Core Concepts
This paper explores cost-efficient methods to adapt the Llama 2 language model to the Estonian language, leveraging cross-lingual instruction-tuning and additional monolingual pretraining.
Abstract
The paper investigates methods to adapt the Llama 2 language model to the Estonian language, a low-resource scenario. The key insights are:
Continued pretraining of Llama 2 on Estonian and English data leads to performance gains on Estonian tasks compared to the base Llama 2 model.
Combining cross-lingual instruction-tuning with additional monolingual pretraining significantly enhances results on Estonian tasks. Even a relatively small amount of monolingual pretraining can improve performance.
Supplementing the instruction-tuning dataset with high-quality English instructions and conversations leads to positive cross-lingual knowledge transfer, resulting in improvements in commonsense reasoning and multi-turn conversation capabilities in Estonian.

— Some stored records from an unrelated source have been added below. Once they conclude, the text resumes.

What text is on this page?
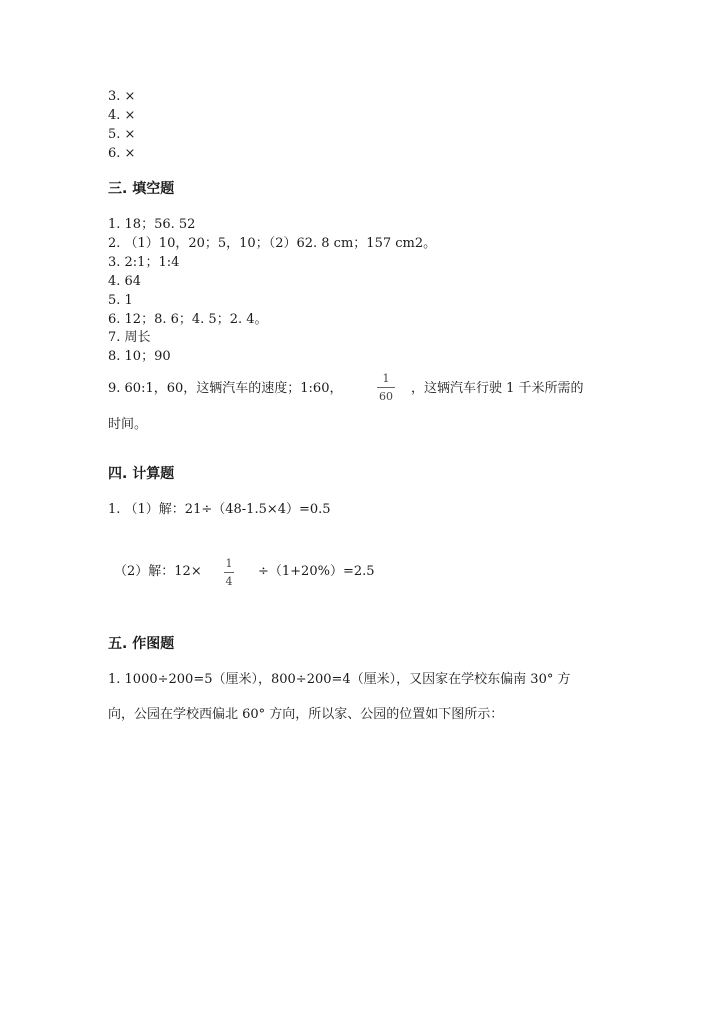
3. ×
4. ×
5. ×
6. ×
三. 填空题
1. 18；56. 52
2. （1）10，20；5，10；（2）62. 8 cm；157 cm2。
3. 2:1；1:4
4. 64
5. 1
6. 12；8. 6；4. 5；2. 4。
7. 周长
8. 10；90
9. 60:1，60，这辆汽车的速度；1:60，
1
60
，这辆汽车行驶 1 千米所需的
时间。
四. 计算题
1. （1）解：21÷（48-1.5×4）=0.5
（2）解：12×
1
4
÷（1+20%）=2.5
五. 作图题
1. 1000÷200=5（厘米），800÷200=4（厘米），又因家在学校东偏南 30° 方
向，公园在学校西偏北 60° 方向，所以家、公园的位置如下图所示：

The best model, named LLAMMAS, represents the first open-source instruction-following language model for Estonian. The authors also release Alpaca-est, the first general task instruction dataset for Estonian.
Experiments show that the addition of translation task instructions during fine-tuning can be beneficial, especially when no monolingual pretraining is performed. However, the benefits diminish when monolingual pretraining is included.
The authors evaluate their models on Estonian question answering, commonsense reasoning, machine translation, and grammatical error correction tasks, demonstrating competitive performance.
Stats
Even a relatively small amount of additional monolingual pretraining (1B tokens) leads to performance gains on Estonian tasks compared to the base Llama 2 model.
Pretraining Llama 2 on 5B tokens of Estonian and English data further improves results on Estonian tasks.
Quotes
"This paper explores cost-efficient methods to adapt pretrained Large Language Models (LLMs) to new lower-resource languages, with a specific focus on Estonian."
"Our results demonstrate that even a relatively small amount of additional monolingual pretraining followed by cross-lingual instruction-tuning significantly enhances results on Estonian."
"Furthermore, we showcase cross-lingual knowledge transfer from high-quality English instructions to Estonian, resulting in improvements in commonsense reasoning and multi-turn conversation capabilities."